Die Komödie beruft sich auf einen realexistierenden Fall in der DEFA-Geschichte. 1957 drehte Kurt Mätzig den aufwendigen Zweiteiler »Schlösser und Katen«. Hauptdarsteller Raimund Schelcher galt wegen seiner Alkoholprobleme als unsicherer Kandidat, und so stellte man ihm als animierende Konkurrenz Hans Hardt-Hardtloff zur Seite. Zwei Wochen lang wurden alle Szenen doppelt gedreht, was Schelcher zu sichtbar besseren Leistungen anspornte. Frank Beyer, der damals Regieassistent bei Mätzig war, hat dieses filmhistorische Kuriosum dem Drehbuchautor Wolfgang Kohlhaase erzählt, der die Filmidee in die bundesrepublikanische Gegenwart übersetzt hat. Aufgrund seiner Erkrankung konnte Beyer selbst den Stoff nicht mehr inszenieren, so dass das Projekt schließlich bei Andreas Dresen landete.
In »Whisky mit Wodka« werden jedoch nicht nur die Höhen und Tiefen einer deutschen Filmproduktion verhandelt, sondern auch ein sehr viel tiefer gehender Diskurs über das Älterwerden, die Unmöglichkeit des Versagens und verpasste Lebenschancen geführt. Wolfgang Kohlhaase, der mittlerweile auf über fünfzig Jahre Berufserfahrung zurückblicken kann, beweist sich hier erneut als brillanter Drehbuchautor. Der Mann kann Dialoge schreiben wie kein anderer in der deutschen Filmlandschaft. Knapp, pointiert und trotzdem voller Poesie und Doppeldeutung. Und so verbirgt sich hinter den verwirrten Gefühlen von Cast und Crew auch ein gerüttelt Maß an Melancholie. Wenn Henry Hübchen zu seinem Monolog über die Rücksichtslosigkeit der Filmbranche ausholt, wird gleich der Zustand der Leistungsgesellschaft mitverhandelt, die keine Schwächen und kein Versagen zulässt. Überhaupt Hübchen. Grandios balanciert er den kriselnden Lebemann am Abgrund entlang. Komik und Rührung sind hier oft nur einen Lidschlag voneinander entfernt.

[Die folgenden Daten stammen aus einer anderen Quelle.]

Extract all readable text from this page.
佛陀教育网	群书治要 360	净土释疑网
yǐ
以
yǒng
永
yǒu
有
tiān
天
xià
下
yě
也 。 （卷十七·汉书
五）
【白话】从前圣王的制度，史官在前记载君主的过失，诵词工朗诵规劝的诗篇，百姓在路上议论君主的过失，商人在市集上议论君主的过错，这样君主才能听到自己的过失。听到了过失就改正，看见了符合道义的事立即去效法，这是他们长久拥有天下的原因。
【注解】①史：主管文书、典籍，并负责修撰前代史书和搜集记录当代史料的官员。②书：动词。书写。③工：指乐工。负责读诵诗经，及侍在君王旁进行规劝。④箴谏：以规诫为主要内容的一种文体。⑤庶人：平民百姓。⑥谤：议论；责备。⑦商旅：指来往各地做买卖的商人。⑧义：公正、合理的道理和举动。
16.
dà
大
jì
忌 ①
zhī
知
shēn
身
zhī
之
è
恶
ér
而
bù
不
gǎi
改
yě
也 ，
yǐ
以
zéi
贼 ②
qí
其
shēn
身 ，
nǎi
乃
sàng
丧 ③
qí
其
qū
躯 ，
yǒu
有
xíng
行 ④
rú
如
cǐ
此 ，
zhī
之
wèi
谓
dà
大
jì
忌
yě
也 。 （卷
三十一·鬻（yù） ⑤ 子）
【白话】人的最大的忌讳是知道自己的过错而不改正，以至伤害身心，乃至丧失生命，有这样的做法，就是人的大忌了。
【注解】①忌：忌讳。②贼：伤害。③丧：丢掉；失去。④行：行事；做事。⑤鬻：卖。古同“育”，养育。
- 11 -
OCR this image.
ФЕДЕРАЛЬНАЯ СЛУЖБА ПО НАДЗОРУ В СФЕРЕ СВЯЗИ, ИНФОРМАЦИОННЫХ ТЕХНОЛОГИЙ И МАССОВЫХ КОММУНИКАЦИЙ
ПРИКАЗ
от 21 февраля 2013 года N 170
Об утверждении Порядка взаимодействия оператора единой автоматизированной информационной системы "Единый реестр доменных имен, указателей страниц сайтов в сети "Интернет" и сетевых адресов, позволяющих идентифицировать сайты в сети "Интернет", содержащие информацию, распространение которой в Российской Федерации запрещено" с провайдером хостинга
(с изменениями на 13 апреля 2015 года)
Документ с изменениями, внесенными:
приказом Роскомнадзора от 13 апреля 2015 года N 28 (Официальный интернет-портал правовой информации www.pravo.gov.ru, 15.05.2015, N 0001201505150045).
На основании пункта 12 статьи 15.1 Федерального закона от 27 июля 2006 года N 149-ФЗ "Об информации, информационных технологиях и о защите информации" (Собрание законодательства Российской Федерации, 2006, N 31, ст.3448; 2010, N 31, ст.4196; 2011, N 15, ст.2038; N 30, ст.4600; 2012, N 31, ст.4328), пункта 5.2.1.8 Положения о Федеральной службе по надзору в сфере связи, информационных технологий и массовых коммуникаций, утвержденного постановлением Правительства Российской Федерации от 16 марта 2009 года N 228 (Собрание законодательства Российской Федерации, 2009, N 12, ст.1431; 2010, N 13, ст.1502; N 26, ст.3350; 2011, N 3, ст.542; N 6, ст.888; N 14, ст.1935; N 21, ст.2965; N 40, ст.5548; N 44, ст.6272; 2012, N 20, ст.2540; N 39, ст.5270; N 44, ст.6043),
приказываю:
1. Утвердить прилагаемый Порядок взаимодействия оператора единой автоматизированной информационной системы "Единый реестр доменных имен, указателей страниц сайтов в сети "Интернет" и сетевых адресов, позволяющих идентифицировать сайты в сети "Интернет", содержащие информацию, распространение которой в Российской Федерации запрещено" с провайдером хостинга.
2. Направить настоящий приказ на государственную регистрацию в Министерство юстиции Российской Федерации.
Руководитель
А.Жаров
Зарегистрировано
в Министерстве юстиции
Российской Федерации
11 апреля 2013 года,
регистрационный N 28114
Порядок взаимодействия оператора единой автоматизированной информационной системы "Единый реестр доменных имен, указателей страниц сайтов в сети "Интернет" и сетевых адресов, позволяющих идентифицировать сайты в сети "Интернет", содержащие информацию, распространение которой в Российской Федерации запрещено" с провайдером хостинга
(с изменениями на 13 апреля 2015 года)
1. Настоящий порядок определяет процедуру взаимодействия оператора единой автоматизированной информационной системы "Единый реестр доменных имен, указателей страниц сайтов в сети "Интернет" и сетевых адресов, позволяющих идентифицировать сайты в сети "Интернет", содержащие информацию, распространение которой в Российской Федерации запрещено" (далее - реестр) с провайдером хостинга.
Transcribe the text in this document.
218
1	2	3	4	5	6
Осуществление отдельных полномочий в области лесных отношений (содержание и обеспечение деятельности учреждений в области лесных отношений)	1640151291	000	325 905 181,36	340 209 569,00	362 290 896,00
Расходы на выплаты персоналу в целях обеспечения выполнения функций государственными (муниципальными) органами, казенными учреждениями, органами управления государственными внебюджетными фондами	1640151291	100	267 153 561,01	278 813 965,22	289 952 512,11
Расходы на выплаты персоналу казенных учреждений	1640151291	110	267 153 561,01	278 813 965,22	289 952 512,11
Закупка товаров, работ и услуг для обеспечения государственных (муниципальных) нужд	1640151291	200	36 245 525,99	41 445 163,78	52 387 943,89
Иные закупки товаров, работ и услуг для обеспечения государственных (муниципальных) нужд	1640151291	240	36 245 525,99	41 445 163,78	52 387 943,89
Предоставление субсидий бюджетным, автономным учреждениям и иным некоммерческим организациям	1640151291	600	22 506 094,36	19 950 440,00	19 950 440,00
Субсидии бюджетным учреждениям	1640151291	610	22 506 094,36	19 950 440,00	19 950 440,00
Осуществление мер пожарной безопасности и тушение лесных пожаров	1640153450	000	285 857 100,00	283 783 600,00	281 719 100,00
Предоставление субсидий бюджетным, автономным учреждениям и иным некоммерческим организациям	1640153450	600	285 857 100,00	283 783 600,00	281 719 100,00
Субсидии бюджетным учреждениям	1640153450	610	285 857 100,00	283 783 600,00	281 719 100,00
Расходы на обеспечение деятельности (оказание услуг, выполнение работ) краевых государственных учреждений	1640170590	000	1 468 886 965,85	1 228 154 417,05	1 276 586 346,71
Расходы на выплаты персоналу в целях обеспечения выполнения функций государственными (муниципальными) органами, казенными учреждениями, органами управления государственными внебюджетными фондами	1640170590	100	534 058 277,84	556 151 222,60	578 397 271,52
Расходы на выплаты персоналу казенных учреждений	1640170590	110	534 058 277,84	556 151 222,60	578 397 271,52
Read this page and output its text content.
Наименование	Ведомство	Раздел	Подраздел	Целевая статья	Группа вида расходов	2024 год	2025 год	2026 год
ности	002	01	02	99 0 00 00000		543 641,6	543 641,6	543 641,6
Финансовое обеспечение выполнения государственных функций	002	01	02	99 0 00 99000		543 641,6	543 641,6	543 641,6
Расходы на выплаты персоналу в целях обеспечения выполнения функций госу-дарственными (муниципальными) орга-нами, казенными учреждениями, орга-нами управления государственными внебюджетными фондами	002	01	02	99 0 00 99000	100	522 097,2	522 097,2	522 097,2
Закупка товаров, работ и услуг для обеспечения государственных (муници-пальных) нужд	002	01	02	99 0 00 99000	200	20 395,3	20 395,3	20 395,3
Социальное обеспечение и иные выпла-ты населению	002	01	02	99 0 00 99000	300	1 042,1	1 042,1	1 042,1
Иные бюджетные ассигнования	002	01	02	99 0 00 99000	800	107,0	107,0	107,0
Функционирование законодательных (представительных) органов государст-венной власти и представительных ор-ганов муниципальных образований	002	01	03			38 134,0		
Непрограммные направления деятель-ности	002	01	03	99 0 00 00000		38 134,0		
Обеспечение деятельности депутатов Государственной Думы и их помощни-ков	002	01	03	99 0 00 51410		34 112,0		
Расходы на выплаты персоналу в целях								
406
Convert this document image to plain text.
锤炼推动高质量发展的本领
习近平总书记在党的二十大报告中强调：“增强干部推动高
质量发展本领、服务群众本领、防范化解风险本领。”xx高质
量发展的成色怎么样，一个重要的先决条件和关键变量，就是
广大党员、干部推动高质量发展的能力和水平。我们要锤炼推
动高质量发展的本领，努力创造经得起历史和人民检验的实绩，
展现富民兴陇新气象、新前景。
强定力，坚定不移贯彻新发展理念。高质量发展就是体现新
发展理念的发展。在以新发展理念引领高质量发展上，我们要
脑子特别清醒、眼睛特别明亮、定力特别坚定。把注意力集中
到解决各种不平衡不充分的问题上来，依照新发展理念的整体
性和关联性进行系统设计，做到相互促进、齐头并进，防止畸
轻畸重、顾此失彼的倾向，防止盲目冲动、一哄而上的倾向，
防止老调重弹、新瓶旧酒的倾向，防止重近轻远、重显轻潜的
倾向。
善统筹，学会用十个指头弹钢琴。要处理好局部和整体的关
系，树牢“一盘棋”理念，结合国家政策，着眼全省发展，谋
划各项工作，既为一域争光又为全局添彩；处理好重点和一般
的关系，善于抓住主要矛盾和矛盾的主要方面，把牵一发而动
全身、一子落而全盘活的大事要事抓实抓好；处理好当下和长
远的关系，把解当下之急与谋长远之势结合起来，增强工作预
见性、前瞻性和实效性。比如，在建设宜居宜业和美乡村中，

Nach seinem erfolgreichen Seniorenliebesdrama »Wolke 9« beschäftigt sich Andreas Dresen in »Whisky mit Wodka« mit der komischen, wenn auch weniger optimistischen Seite des Altwerdens. Dabei entwickelt Dresen eine ungeheure komödiantische Präzision. Alles sitzt hier an der richtigen Stelle. Die historischen Film-im-Film-Szenen kommentieren lustvoll die emotionalen Verschlingungen der erzählten Gegenwart und die Pointen werden nicht auf dem Silbertablett hereingetragen, sondern mit charmanter Flüchtigkeit unterspielt. »Whisky mit Wodka« ist eine echte Perle, wie man sie in der eher grobhumorigen deutschen Lustspiellandschaft nur selten findet.